Some references may represent live product structures. Those may need to move forward.

Other references may belong to historical baselines, released records, manufacturing snapshots, or compliance evidence. Those should often remain unchanged.

This means:

Only float references where the context item is not Obsolete,
and the newly referenced item is Released.

The important point is that Obsolete handling is not a technical constant.

It is a business policy.


Why This Is Not “Always Latest”

A dangerous interpretation of Float is:

Always point to the newest version.

That sounds convenient, but it can damage traceability.

Engineering, quality, manufacturing, and compliance processes often need to know exactly which revision was used at a specific point in time.

If references silently move every time a newer version appears, the structure becomes historically unreliable.

A better interpretation is:

Move forward only when the newly revised item is released
and the consuming reference is allowed to adopt it.

That protects the difference between:

latest revision

and:

latest approved revision that this structure is allowed to consume

Those are not the same thing.


Where Life Cycle Design Fits

This is where the earlier Life Cycle discussion becomes important.

In the Life Cycle guide, Released was described as a state that can mark an item as released, and states can also define whether the item is lockable, what permissions apply, and what item behavior applies.

That means Float on Release should not be designed separately from the life cycle.

It should respect the life cycle.

For example:

Preliminary:
item can change
references should usually not consume it automatically

Released:
item is approved
selected references may float to it

Obsolete:
item is no longer active
references may or may not move depending on policy

Frozen baseline:
references should not move unless explicitly allowed

The earlier guide also notes that after release, Hard Fixed behavior may be useful when the configuration must remain frozen.

That point is critical.

Float on Release should not bypass Hard Fixed design.

If a structure is intended to be frozen, the rule engine should leave it alone.


Where the Engine Should Run

The natural trigger is the release event.
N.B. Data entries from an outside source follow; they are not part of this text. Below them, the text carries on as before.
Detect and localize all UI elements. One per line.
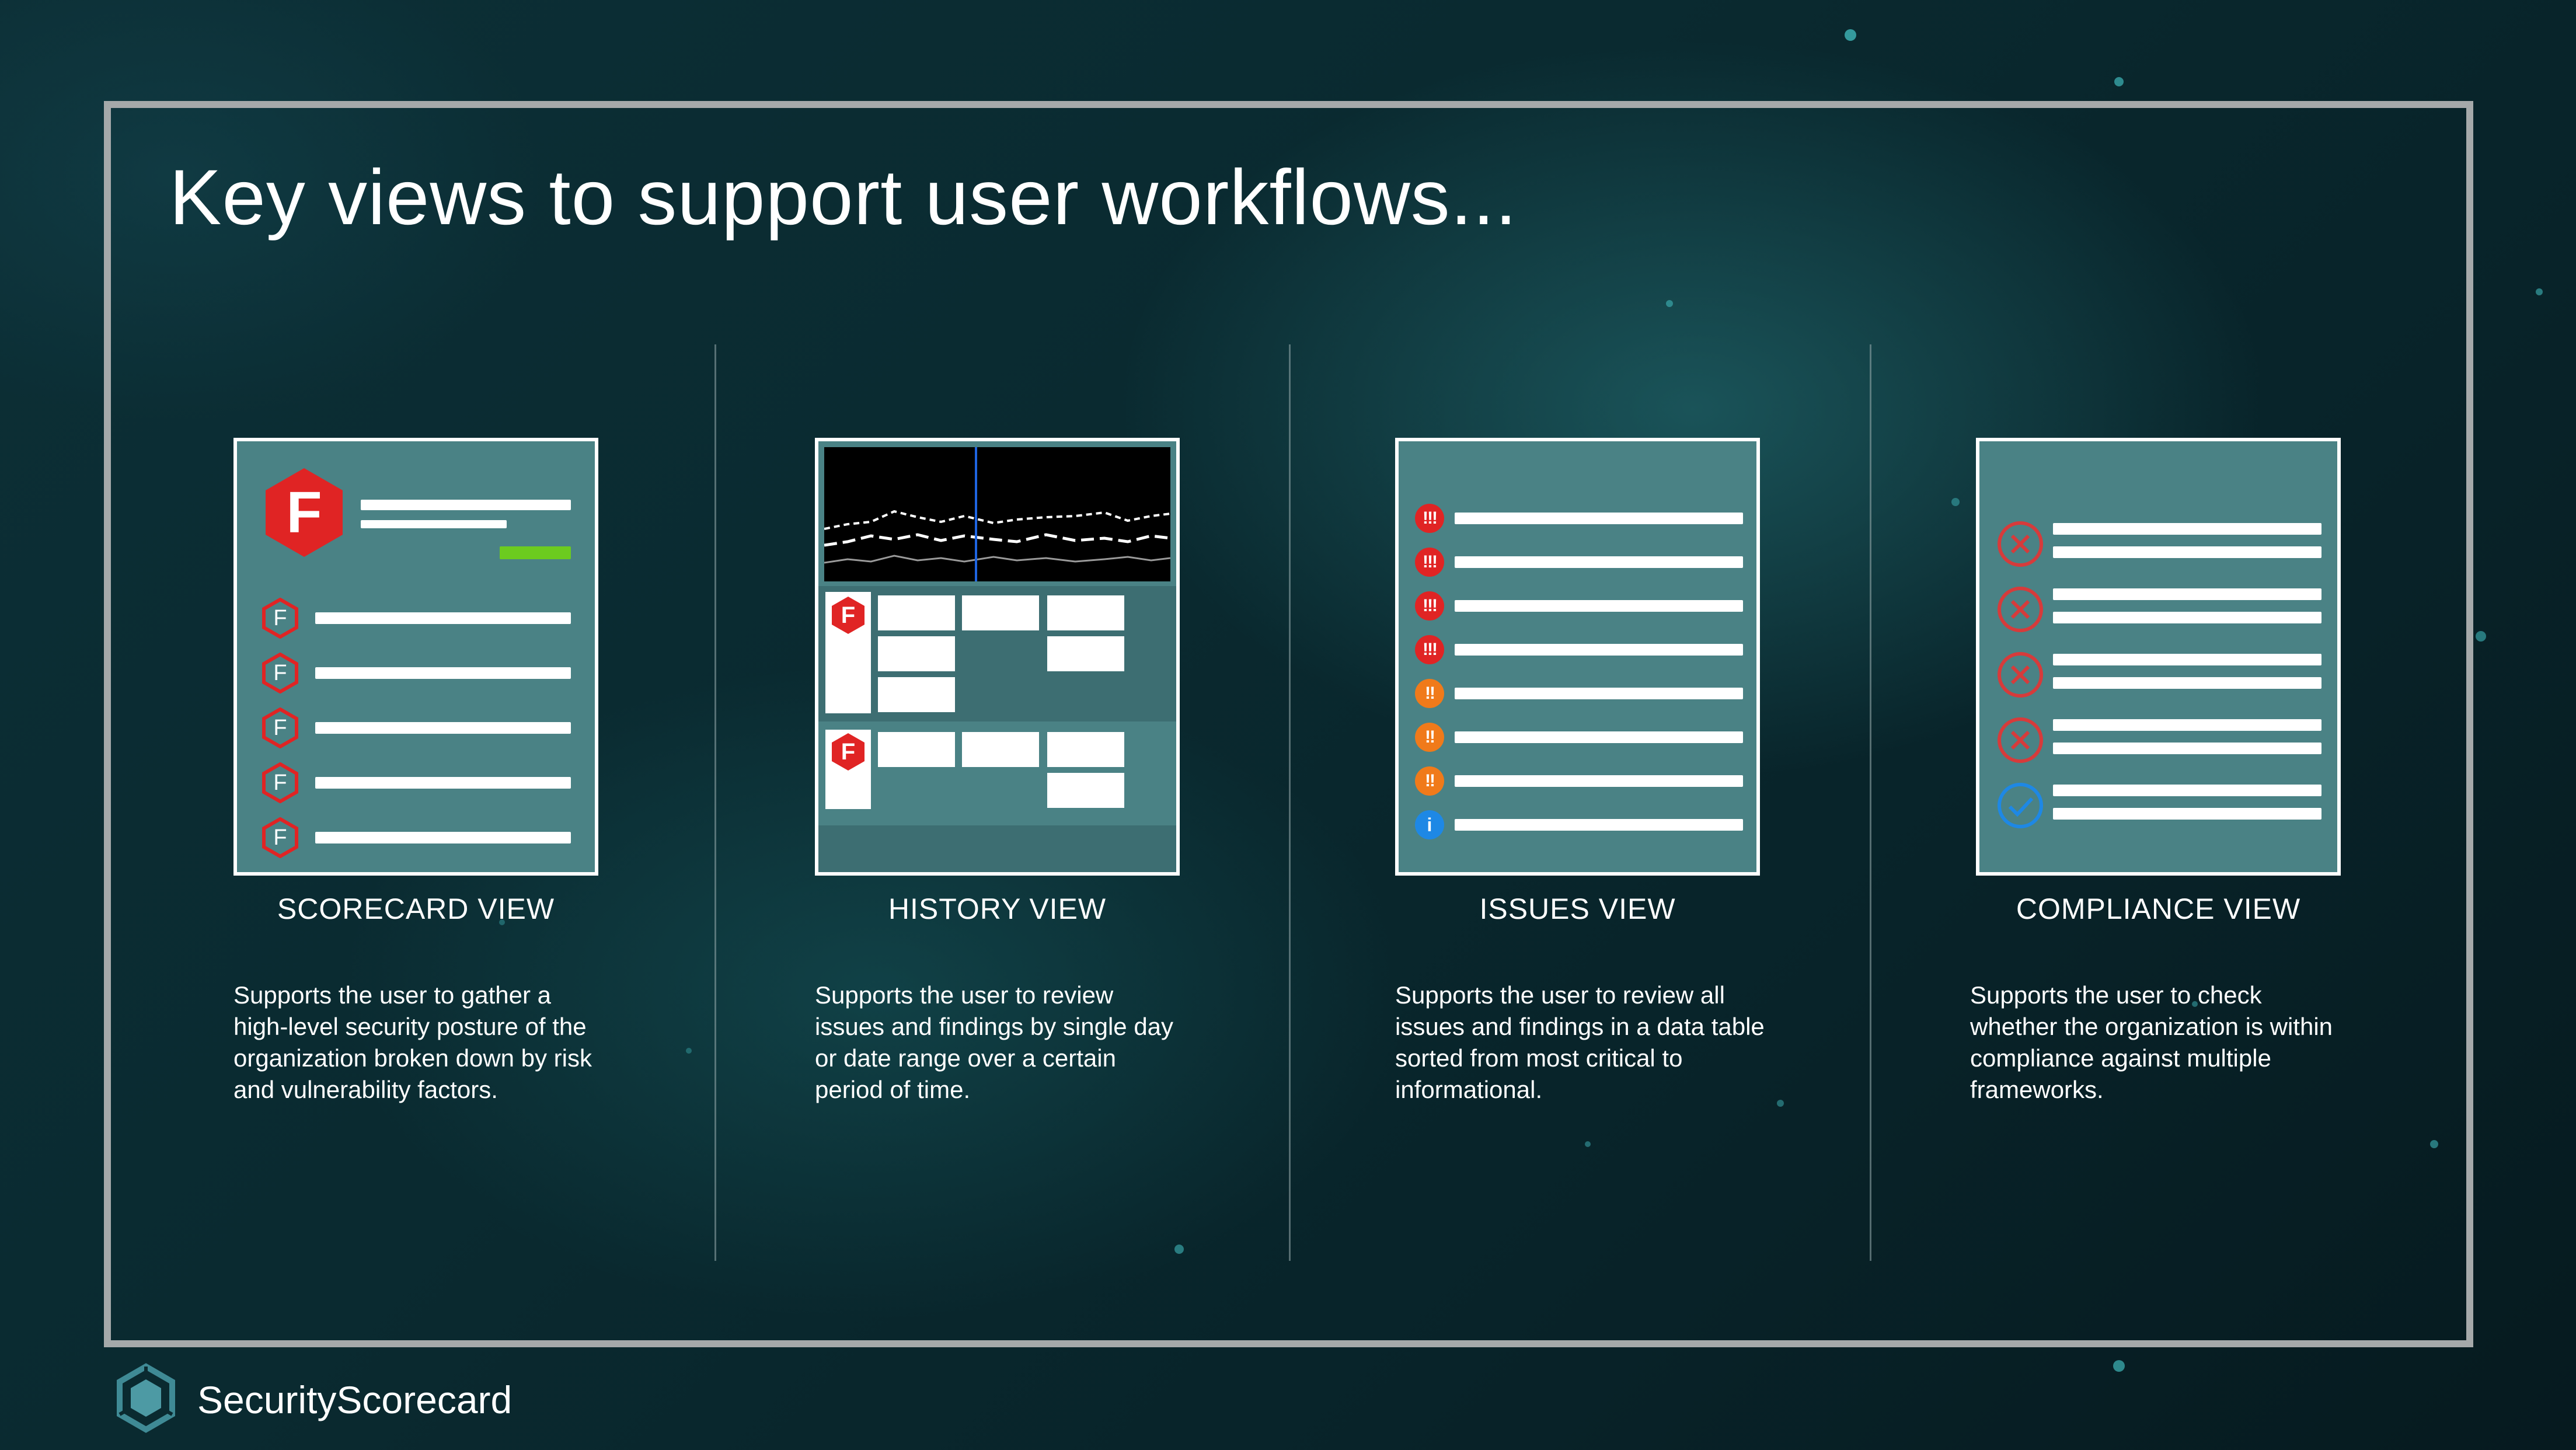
history-cell: [962, 595, 1039, 630]
history-cell: [878, 636, 955, 671]
issue-line: [1455, 731, 1743, 743]
column-divider-1: [714, 344, 716, 1261]
factor-grade-icon: [262, 653, 298, 693]
factor-grade-icon: [262, 762, 298, 803]
non-compliant-x-icon: [1998, 587, 2043, 632]
issue-line: [1455, 819, 1743, 831]
placeholder-line: [361, 520, 507, 528]
framework-line: [2053, 808, 2321, 820]
history-row-3: [818, 825, 1176, 872]
grade-f-hexagon-icon: [266, 468, 343, 557]
issues-view-description: Supports the user to review all issues a…: [1395, 981, 1765, 1103]
scorecard-view-label: SCORECARD VIEW: [277, 893, 555, 925]
compliance-view-label: COMPLIANCE VIEW: [2016, 893, 2301, 925]
issues-view-thumbnail: !!! !!! !!! !!! !! !! !! i: [1395, 438, 1760, 876]
factor-grade-letter: F: [273, 770, 287, 795]
issue-line: [1455, 600, 1743, 612]
framework-line: [2053, 677, 2321, 689]
high-issue-icon: !!: [1415, 766, 1444, 796]
non-compliant-x-icon: [1998, 717, 2043, 763]
issue-line: [1455, 688, 1743, 699]
critical-issue-icon: !!!: [1415, 635, 1444, 664]
factor-line: [315, 612, 571, 624]
history-view-description: Supports the user to review issues and f…: [815, 981, 1174, 1103]
framework-line: [2053, 523, 2321, 535]
brand-name: SecurityScorecard: [197, 1378, 513, 1421]
framework-line: [2053, 612, 2321, 623]
column-divider-3: [1870, 344, 1871, 1261]
factor-grade-letter: F: [273, 660, 287, 685]
history-line-chart: [824, 447, 1170, 581]
info-issue-icon: i: [1415, 810, 1444, 839]
compliant-check-icon: [1998, 783, 2043, 828]
slide-frame: [104, 101, 2473, 1347]
history-cell: [1047, 732, 1124, 767]
score-indicator-bar: [500, 546, 571, 559]
history-cell: [1047, 773, 1124, 808]
history-grade-letter: F: [841, 738, 856, 765]
critical-issue-icon: !!!: [1415, 548, 1444, 577]
critical-issue-icon: !!!: [1415, 591, 1444, 621]
framework-line: [2053, 743, 2321, 754]
history-grade-letter: F: [841, 602, 856, 628]
issue-line: [1455, 513, 1743, 524]
factor-line: [315, 832, 571, 843]
grade-f-hexagon-icon: [832, 597, 865, 634]
placeholder-line: [361, 500, 571, 510]
framework-line: [2053, 654, 2321, 665]
history-cell: [878, 677, 955, 712]
history-view-label: HISTORY VIEW: [888, 893, 1107, 925]
non-compliant-x-icon: [1998, 652, 2043, 698]
grade-letter: F: [286, 479, 322, 545]
framework-line: [2053, 785, 2321, 796]
factor-grade-letter: F: [273, 825, 287, 850]
framework-line: [2053, 588, 2321, 600]
factor-grade-letter: F: [273, 715, 287, 740]
slide-title: Key views to support user workflows...: [169, 154, 1518, 241]
history-view-thumbnail: F F: [815, 438, 1180, 876]
scorecard-view-description: Supports the user to gather a high-level…: [233, 981, 592, 1103]
factor-line: [315, 722, 571, 734]
securityscorecard-logo-icon: [117, 1363, 175, 1433]
compliance-view-thumbnail: [1976, 438, 2341, 876]
scorecard-view-thumbnail: F F F F F F: [233, 438, 598, 876]
non-compliant-x-icon: [1998, 521, 2043, 567]
issue-line: [1455, 556, 1743, 568]
history-cell: [878, 595, 955, 630]
high-issue-icon: !!: [1415, 723, 1444, 752]
history-cell: [962, 732, 1039, 767]
factor-grade-icon: [262, 817, 298, 858]
high-issue-icon: !!: [1415, 679, 1444, 708]
critical-issue-icon: !!!: [1415, 504, 1444, 533]
framework-line: [2053, 546, 2321, 558]
history-cell: [1047, 595, 1124, 630]
history-cell: [878, 732, 955, 767]
history-cell: [1047, 636, 1124, 671]
issue-line: [1455, 644, 1743, 656]
column-divider-2: [1289, 344, 1291, 1261]
compliance-view-description: Supports the user to check whether the o…: [1970, 981, 2333, 1103]
factor-line: [315, 777, 571, 789]
issues-view-label: ISSUES VIEW: [1479, 893, 1676, 925]
factor-grade-icon: [262, 707, 298, 748]
grade-f-hexagon-icon: [832, 733, 865, 771]
factor-line: [315, 667, 571, 679]
factor-grade-icon: [262, 598, 298, 639]
factor-grade-letter: F: [273, 605, 287, 630]
issue-line: [1455, 775, 1743, 787]
framework-line: [2053, 719, 2321, 731]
In Aras terms, this can be implemented around the promotion into the Released state, usually through a transition method or related release-side logic.

The design question is whether the operation should be:

in-scope

or:

out-of-scope

In the earlier Life Cycle article, transition methods were described as pre-methods and post-methods, with post-methods able to run in-scope or out-of-scope. In-scope failure can roll back the transition; out-of-scope failure does not necessarily roll it back.

For Float on Release, the decision matters.

If floating is mandatory for the release to be valid, then failure should block or roll back the release.

If floating is only a convenience, it may run asynchronously and log errors for later repair.

For controlled engineering structures, I would usually prefer this behavior:

If the rule says the reference must float,
and the update fails,
the release should return an error.

Otherwise, the system may create a dangerous half-success:

The item is Released,
but the references that should have moved forward did not move.

Final Thought

Float on Release is a small concept with large architectural consequences.

It connects versioning, lifecycle state, relationship behavior, direct reference properties, and business governance.

Native Aras Item Behavior gives the foundation: Fixed, Float, Hard Fixed, and Hard Float. Life Cycle States and RelationshipTypes already influence how versionable parent and child items behave. But real implementations often need a more specific release-driven rule:

When a revised item becomes Released,
move selected references from the old revision to the new revision.

That is what a rule-based Float on Release engine provides.

It does not mean that newly created items automatically enter structures.

It means that when an item already used in a structure is revised, the new revision can be adopted by eligible references only after it reaches the correct release state.

That is the key distinction:

Float is not about chasing the newest version.
Float on Release is about adopting the right released revision, at the right time, under the right rules.